O roteiro de entrevista semiestruturada foi elaborado pelos pesquisadores baseado na literatura e, sobretudo, nos dados coletados no período de observação participante, enfatizando categorias pertinentes à pesquisa e ao cotidiano dos participantes. Foi realizado inicialmente um piloto para se determinar a versão final do roteiro. A construção do roteiro de entrevistas foi baseada na história de vida, que é um método amplamente empregado nas ciências humanas e sociais que visa compreender as histórias de vida de sujeitos que representam diferentes grupos sociais, bem como os processos, as relações sociais e os códigos simbólicos e de valores construídos por e entre sujeitos a partir de sua inserção na realidade sócio cultural (Chizzoti, 2013).

Os participantes das entrevistas foram exclusivamente homens em situação de rua e que usam substâncias psicoativas localizados nos contextos antes explicitados. Não houve restrição de idade, porém esta permaneceu na faixa de 30 a 48 anos. Estes foram abordados de maneira progressiva, dado o caráter etnográfico da pesquisa, de forma verbal, e convidados a participarem das entrevistas. Todos já haviam tido contato com a pesquisadora durante o período de observação participante e se mostraram solícitos ao convite. As entrevistas, a fim de melhor armazenamento dos dados, foram gravadas em equipamento celular e, posteriormente, transcritas integralmente. As autorizações dos participantes (termo de consentimento livre e esclarecido) foram fornecidas via áudio, considerando a possibilidade de haver entrevistados não alfabetizados e, assim, evitar possíveis constrangimentos. Serão utilizados aqui os nomes fictícios de Marcos, Pedro, Tomé, Mateus, Tiago e João.

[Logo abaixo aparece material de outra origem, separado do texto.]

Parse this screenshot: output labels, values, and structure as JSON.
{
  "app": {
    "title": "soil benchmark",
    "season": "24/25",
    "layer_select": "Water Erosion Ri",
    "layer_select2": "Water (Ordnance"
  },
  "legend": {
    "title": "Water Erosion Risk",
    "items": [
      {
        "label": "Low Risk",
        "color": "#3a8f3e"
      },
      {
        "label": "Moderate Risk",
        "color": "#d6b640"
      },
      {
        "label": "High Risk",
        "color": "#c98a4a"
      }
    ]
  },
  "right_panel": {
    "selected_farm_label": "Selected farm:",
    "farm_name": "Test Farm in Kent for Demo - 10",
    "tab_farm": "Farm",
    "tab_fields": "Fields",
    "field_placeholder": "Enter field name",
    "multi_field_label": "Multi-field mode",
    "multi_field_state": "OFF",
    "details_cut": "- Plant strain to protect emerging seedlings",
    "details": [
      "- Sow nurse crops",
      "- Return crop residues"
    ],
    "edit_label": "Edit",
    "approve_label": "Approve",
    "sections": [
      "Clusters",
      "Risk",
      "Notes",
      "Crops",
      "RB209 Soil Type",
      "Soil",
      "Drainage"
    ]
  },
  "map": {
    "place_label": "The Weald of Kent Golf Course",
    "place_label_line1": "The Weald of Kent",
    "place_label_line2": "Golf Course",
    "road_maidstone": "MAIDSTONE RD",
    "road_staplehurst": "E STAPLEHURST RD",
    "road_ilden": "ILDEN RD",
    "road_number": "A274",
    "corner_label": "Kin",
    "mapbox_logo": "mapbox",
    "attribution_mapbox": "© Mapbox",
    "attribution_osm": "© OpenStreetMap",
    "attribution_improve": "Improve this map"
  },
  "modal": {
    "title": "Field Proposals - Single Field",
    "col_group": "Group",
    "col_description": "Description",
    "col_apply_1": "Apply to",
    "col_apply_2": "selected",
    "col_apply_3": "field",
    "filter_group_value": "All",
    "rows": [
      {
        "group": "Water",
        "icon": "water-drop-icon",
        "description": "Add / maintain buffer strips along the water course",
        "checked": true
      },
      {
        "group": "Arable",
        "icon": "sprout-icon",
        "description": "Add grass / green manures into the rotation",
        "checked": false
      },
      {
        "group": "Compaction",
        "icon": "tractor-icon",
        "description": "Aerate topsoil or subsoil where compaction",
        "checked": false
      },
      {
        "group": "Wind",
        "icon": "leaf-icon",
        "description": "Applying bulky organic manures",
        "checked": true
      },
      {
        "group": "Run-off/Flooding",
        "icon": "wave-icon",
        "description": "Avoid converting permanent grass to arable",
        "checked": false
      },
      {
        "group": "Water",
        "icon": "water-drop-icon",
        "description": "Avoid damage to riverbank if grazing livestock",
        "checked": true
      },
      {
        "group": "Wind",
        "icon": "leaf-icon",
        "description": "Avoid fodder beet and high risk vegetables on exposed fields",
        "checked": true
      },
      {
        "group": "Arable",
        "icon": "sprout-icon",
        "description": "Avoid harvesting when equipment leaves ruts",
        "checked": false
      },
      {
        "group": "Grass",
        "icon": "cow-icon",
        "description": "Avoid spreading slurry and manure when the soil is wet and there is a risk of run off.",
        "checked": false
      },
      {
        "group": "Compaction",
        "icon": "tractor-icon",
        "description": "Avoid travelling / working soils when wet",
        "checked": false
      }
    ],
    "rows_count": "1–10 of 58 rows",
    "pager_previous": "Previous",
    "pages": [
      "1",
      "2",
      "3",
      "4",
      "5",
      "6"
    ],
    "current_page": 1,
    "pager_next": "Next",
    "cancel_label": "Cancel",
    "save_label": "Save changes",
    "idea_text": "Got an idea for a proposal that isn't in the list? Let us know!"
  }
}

A definição do número de participantes foi feita pelo critério de exaustão/saturação dos dados construídos durante o processo de observação participante. Esse tipo de fechamento amostral é realizado pelo pesquisador quando é percebida a repetição de conteúdo nos dados, já sendo possível analisá-los sem grandes perdas de material. Assim, dada a densidade de informações que o instrumento ofereceu, foram totalizadas seis entrevistas.

Análise dos Dados

Para análise dos dados qualitativos das entrevistas realizadas, foi utilizada a técnica de Análise de Conteúdo do tipo temática (Gomes, 2008). As categorias analíticas foram determinadas a priori e a posteriori da realização da pesquisa de campo. Neste artigo, será analisada uma família – "uso de drogas" - de sete categorias: início do uso; razão atual do uso e suas consequências; tipos de drogas e classificações; possibilidades de conter o uso; tipos de tratamentos já feitos; administração e rotina na rua; relação com o tráfico e criminalidade. Todo o material foi organizado e analisado a partir do Software Atlas.ti. Foram definidos três pesquisadores que compuseram o grupo de análise para a discussão e definição de categorias e subcategorias de análise. A definição final desses dados foi feita através do consenso entre os pesquisadores. Por fim, os dados encontrados foram analisados a partir da literatura na área.

Aspectos Éticos

Houve a submissão do protocolo de pesquisa aos órgãos competentes do país, bem como ao Comitê de Ética em Pesquisa Humana. Os procedimentos previstos obedeceram aos Critérios de Ética na Pesquisa com Seres Humanos conforme Resolução nº 466/12 do Conselho Nacional de Saúde.

 

Resultados e discussão

As histórias de vida, embora diversas, desembocam em um caminho praticamente único, que é o uso de drogas, sendo este um elemento fundamental nas histórias de vida. Dessa forma, a fala mais comum ao serem questionados sobre o porquê da ida para as ruas é "tudo por causa do crack", seja pelo próprio uso, seja por dívidas ou conflitos oriundos desse uso. Quando perguntados sobre suas trajetórias - pergunta ampla, iniciavam falando do envolvimento com as drogas. Essa colocação inicial resulta em um apagamento do passado e na emergência de questões imediatistas (Morale, 2012). Todos eles, sem exceção, afirmam diversas vezes que o motivo de todos os seus problemas é a droga, mesmo estando ela alinhada a um longo histórico familiar e às trajetórias de vida. Assim, não podemos negar a importância da compreensão dos sentidos da droga e de seu uso nesses contextos (Raupp & Adorno, 2011), mesmo compreendendo que tais substâncias não devem constituir o ponto principal de análise ao tratarmos sobre a PSR (Mayora, 2016). Isso porque, é possível vislumbrar nas falas dos entrevistados os efeitos ideológicos do discurso dominante, que identifica a droga como "o problema", escamoteando a discussão das relações estruturais de dominação e invisibilizando suas próprias trajetórias de vulnerabilidades. Tal fato nos remonta também às relações fetichizadas, onde o crack se torna sujeito de ação e as pessoas que usam drogas os objetos (Adorno, 2015). É importante também, ao analisar o papel das drogas ilícitas no contexto da rua, compreender como os processos de estigmatização das pessoas que usam drogas, que homogeneízam, conferem apenas um significado ao uso, e imputam à categoria única de "dependente químico", dando à droga sentido fantasmagórico que retira a humanidade de quem a consome (Raupp & Adorno, 2011). Assim, a supremacia da droga nos discursos aparece de forma totalizante e acrítica e corrobora com o senso comum e com o que se produz no âmbito social: "O crack, tudo por causa do crack. " (Marcos)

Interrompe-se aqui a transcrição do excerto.